In the literary trenches


Until now, my knowledge of the French experience on the Western Front has been largely confined to Henri Barbusse’s Under Fire.  I was particularly taken by his striking evocation of the materiality of war – of the ‘slimescape’ – which features in ‘Gabriel’s Map’ and ‘The Natures of War’ (both soon to be available in written form):

The earth! It is a vast and water-logged desert that begins to take shape under the long-drawn desolation of daybreak. There are pools and gullies where the bitter breath of earliest morning nips the water and sets it a-shiver; tracks traced by the troops and the convoys of the night in these barren fields, the lines of ruts that glisten in the weak light like steel rails, mud-masses with broken stakes protruding from them, ruined trestles, and bushes of wire in tangled coils. With its slime-beds and puddles, the plain might be an endless gray sheet that floats on the sea and has here and there gone under. Though no rain is falling, all is drenched, oozing, washed out and drowned, and even the wan light seems to flow. Now you can make out a network of long ditches where the lave of the night still lingers. It is the trench. It is carpeted at bottom with a layer of slime that liberates the foot at each step with a sticky sound; and by each dug-out it smells of the night’s excretions. The holes themselves, as you stoop to peer in, are foul of breath. I see shadows coming from these sidelong pits and moving about, huge and misshapen lumps, bear-like, that flounder and growl. They are “us.”

Or again:

We begin to flow again in one direction. No doubt it is a movement planned up there, back yonder, by the chiefs. We trample soft bodies underfoot, some of which are moving and slowly altering their position; rivulets and cries come from them. Like posts and heaps of rubbish, corpses are piled anyhow on the wounded, and press them down, suffocate them, strangle them. So that I can get by, I must push at a slaughtered trunk of which the neck is a spring of gurgling blood.
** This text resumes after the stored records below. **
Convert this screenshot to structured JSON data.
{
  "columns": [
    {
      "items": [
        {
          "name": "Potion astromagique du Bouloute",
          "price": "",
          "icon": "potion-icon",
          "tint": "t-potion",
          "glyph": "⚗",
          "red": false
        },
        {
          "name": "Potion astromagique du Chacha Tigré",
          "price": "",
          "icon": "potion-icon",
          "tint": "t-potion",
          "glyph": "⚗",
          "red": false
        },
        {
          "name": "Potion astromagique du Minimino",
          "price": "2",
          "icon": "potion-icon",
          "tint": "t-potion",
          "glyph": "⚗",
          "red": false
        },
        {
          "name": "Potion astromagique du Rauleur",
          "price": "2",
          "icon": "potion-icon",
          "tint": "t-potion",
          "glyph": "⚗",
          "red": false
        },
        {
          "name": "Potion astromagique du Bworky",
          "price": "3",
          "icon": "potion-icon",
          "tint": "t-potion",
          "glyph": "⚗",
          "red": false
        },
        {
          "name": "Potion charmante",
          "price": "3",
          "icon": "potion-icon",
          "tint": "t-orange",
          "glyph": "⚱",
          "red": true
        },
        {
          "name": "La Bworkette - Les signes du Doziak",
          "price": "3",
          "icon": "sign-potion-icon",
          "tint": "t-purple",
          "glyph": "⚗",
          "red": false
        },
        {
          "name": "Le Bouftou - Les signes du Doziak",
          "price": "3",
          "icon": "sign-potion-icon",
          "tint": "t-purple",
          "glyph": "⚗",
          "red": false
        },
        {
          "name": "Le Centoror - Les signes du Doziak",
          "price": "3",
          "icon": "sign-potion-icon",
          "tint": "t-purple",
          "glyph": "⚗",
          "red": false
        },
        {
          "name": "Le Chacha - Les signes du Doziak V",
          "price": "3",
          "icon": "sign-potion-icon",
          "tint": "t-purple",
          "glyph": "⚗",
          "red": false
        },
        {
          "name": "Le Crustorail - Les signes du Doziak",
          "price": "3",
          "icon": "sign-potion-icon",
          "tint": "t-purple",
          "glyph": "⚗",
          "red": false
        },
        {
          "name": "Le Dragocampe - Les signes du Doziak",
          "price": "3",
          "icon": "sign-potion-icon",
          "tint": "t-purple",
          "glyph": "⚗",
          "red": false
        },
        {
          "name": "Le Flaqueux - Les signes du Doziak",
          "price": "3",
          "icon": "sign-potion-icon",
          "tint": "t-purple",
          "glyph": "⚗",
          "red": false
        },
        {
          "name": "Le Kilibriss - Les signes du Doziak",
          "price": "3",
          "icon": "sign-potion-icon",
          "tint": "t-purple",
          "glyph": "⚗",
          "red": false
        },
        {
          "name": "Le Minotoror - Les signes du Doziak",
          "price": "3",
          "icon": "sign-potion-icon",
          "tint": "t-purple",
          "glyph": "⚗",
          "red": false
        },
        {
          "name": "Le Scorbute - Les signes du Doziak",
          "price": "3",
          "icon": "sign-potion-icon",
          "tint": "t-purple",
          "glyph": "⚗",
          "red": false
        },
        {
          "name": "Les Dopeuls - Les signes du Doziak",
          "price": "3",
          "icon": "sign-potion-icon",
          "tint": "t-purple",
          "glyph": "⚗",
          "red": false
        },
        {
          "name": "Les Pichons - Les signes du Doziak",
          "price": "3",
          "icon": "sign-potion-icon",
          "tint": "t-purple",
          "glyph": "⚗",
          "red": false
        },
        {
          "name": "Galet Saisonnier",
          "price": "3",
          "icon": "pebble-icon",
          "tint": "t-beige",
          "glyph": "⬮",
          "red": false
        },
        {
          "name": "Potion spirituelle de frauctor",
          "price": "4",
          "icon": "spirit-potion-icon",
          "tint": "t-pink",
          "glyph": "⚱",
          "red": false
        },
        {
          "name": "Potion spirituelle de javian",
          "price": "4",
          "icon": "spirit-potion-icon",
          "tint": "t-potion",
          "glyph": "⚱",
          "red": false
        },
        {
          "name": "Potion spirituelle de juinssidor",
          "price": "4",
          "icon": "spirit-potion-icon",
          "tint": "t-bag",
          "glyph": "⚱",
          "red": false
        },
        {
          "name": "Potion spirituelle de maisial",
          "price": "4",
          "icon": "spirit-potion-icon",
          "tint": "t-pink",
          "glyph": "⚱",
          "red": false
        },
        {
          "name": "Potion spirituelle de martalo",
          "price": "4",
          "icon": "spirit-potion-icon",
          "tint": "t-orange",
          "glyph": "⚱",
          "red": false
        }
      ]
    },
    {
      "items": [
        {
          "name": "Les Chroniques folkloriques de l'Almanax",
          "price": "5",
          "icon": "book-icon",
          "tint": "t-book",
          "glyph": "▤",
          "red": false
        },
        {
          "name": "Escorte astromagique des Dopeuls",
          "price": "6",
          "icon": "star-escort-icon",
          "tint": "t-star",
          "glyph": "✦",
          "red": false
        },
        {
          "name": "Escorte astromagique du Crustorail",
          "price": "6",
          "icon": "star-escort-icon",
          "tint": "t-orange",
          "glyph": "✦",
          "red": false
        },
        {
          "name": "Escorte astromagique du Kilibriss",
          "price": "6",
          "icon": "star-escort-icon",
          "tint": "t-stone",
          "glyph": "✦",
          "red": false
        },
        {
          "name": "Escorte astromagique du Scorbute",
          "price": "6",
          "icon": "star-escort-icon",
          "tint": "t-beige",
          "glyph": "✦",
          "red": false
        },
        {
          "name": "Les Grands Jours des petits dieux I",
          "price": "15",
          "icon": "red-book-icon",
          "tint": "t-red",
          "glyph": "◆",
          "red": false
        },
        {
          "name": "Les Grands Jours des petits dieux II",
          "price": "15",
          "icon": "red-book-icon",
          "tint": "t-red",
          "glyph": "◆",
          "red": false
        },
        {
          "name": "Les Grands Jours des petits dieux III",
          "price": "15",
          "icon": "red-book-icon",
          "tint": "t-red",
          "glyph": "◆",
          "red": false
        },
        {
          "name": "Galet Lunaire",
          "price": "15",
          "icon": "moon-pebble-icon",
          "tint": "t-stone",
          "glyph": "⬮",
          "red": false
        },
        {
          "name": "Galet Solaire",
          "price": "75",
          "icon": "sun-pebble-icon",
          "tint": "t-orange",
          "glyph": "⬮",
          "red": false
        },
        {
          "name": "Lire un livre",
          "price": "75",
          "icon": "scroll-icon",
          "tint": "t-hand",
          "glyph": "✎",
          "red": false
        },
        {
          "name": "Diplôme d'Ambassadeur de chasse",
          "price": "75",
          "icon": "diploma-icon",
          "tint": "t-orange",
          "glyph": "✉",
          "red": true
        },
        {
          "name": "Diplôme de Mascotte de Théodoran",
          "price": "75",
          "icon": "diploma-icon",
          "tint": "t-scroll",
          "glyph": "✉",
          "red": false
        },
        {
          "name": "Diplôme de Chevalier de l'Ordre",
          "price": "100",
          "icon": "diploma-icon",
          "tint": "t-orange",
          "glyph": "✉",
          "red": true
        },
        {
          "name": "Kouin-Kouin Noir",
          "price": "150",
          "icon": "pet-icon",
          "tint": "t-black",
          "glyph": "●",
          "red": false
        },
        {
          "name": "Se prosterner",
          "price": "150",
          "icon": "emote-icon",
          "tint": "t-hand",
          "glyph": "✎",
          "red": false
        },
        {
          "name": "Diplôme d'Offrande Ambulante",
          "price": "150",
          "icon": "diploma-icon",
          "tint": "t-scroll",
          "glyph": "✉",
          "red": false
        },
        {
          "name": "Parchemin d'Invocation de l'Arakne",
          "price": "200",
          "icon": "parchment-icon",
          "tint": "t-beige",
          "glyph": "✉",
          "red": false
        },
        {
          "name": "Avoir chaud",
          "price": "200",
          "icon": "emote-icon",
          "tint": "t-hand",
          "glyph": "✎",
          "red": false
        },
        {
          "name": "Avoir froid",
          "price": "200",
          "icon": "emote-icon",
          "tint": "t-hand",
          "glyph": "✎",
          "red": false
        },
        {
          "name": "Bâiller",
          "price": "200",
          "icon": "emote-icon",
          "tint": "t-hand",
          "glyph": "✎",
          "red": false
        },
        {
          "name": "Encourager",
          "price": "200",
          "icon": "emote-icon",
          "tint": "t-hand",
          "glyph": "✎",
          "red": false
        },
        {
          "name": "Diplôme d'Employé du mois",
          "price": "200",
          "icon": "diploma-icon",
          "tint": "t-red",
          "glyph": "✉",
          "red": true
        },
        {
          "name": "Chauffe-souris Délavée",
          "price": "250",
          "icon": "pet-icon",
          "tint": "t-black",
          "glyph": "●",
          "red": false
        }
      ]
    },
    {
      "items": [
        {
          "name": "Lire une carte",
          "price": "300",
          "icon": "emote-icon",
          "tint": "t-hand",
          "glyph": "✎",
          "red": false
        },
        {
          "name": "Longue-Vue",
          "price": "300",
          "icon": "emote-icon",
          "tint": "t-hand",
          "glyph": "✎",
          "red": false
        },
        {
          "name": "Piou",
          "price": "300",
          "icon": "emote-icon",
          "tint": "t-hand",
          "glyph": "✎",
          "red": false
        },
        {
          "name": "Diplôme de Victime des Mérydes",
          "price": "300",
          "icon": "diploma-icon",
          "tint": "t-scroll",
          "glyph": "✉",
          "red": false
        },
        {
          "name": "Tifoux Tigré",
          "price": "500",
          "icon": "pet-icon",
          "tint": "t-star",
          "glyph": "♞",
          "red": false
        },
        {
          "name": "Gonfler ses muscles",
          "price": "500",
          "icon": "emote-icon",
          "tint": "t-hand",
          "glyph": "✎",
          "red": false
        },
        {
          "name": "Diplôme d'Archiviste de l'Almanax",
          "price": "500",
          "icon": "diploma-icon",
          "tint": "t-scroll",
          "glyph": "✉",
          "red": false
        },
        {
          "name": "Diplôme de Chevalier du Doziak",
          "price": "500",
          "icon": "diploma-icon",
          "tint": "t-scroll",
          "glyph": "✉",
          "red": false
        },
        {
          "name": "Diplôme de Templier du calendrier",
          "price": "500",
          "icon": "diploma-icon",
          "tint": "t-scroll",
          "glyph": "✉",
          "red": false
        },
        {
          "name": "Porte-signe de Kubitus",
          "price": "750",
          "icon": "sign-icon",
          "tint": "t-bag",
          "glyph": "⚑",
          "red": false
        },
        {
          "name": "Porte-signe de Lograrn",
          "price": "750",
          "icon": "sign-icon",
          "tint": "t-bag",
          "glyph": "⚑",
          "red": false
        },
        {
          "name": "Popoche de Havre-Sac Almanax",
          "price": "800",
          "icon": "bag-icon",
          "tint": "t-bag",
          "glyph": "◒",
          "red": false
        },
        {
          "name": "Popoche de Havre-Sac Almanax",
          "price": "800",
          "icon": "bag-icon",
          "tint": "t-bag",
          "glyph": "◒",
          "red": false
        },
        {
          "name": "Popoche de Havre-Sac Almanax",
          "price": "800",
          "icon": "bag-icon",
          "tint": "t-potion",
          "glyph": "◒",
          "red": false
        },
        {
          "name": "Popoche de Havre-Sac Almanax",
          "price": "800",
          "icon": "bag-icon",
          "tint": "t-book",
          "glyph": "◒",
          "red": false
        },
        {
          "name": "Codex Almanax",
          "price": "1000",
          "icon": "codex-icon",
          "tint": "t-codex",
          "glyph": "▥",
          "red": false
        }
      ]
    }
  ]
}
The ground is so full of dead that the earth-falls uncover places that bristle with feet, with half-clothed skeletons, and with ossuaries of skulls placed side by side on the steep slope like porcelain globe-jars. In the ground here there are several strata of dead and in many places the delving of the shells has brought out the oldest and set them out in display on the top of the new ones. The bottom of the ravine is completely carpeted with debris of weapons, clothing, and implements. One tramples shell fragments, old iron, loaves and even biscuits that have fallen from knapsacks and are not yet dissolved by the rain. Mess-tins, pots of jam, and helmets are pierced and riddled by bullets—the scrapings and scum of a hell-broth; and the dislocated posts that survive are stippled with holes.

It’s a clunky old translation, but the power of Barbusse’s prose still shines through.  Small wonder that he later confided: ‘I once used to think that the worst hell in war was the flame of shells; and then for long I thought it was the suffocation of the caverns which eternally confine us. But it is neither of these. Hell is water.’ (If you want more on these imaginative geographies, incidentally, I recommend Susan Grayzel‘s short essay on Barbusse and, more generally, Claire Keith‘s ‘Pilgrims in a toxic land: Writing the Trenches of the French Great War’ in Jeff Persels‘s collection, The environment in French and Francophone Literature and Film (2013) pp. 69-85).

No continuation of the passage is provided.